Editors’ note: As we approach our fiftieth anniversary, in February 2023, we will, every week, highlight an important story from our past and offer some perspective on it.

It was 1978 and Texas Monthly editor Bill Broyles wanted an article about Exxon. The oil and gas behemoth had not yet moved its corporate headquarters to Texas but was still one of the largest employers in the state, and for the previous few years, it had been either the most- or second-most profitable company in the country (second only to General Motors). Exxon was the ultimate Texas success story, and Broyles had a personal connection to it: He grew up in Baytown, which, with its giant refinery, was practically a company town. Broyles was also the son of an engineer who had worked at Humble Oil, which became Exxon USA.

Broyles had recently hired a writer, a Louisiana native named Nicholas Lemann, away from a Washington, D.C., magazine where he wrote about public policy. “He wanted to make Texas Monthly more serious,” Lemann recalls. The Exxon story would be Lemann’s first big article for the magazine.

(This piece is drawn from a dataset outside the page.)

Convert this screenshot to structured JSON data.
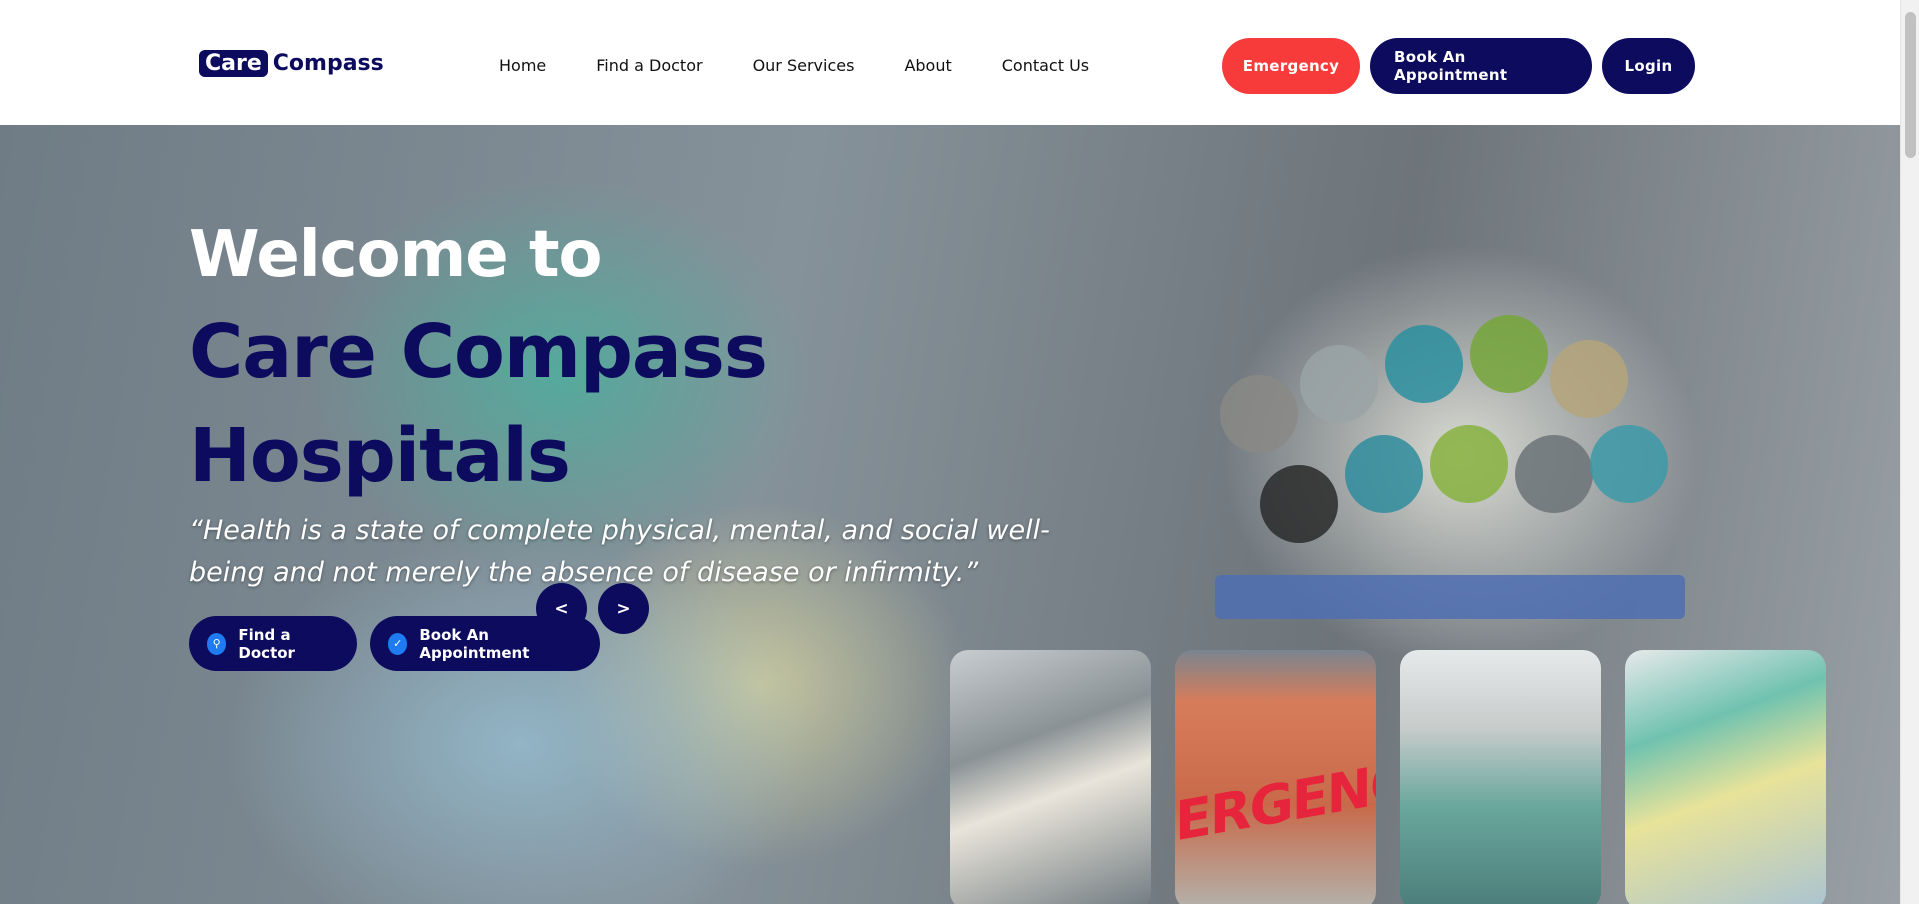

behind the story exxon nicholas lemann
Nicholas Lemann in the early eighties.Courtesy of Nicholas Lemann

The harmonic convergence of writer and editor was complete, but there was a problem: Exxon would have none of it. There would be no interviews with executives. The company would not answer written questions. This rejection might have been the end of the assignment. But here’s a secret: Not having the cooperation of the subject of an article can be liberating. Gone are the messy entanglements of the writer-subject relationship. Lemann embraced this freedom. “It wouldn’t have occurred to me, or to Bill Broyles, not to go ahead with the story anyway,” he says. Untethered from any obligations to the company, he uncovered something about Exxon that is as true today as it was then. “The men who run Exxon are not entrepreneurs; they are managers,” he wrote.

The article that Lemann delivered explored how Exxon recruited, sifted through, judged, promoted, exiled, and assigned a numeric value to its employees. This story wasn’t about brash wildcatters or globe-trotting petroleum engineers; it was about how a company became a self-perpetuating institution that funneled and winnowed its employees, always on the lookout for the next young hotshot who could grab the tiger by the tail and rise to the top.

But what made the story a classic was Lemann’s realization that for the 15,000 Texans who at the time worked for Exxon, there could only be one chairman. That meant 14,999 others who, to one extent or another, felt the sting of disappointment and the bitterness of misplaced love. This was a story about betrayal and hurt, and the sacrifices it takes to get ahead.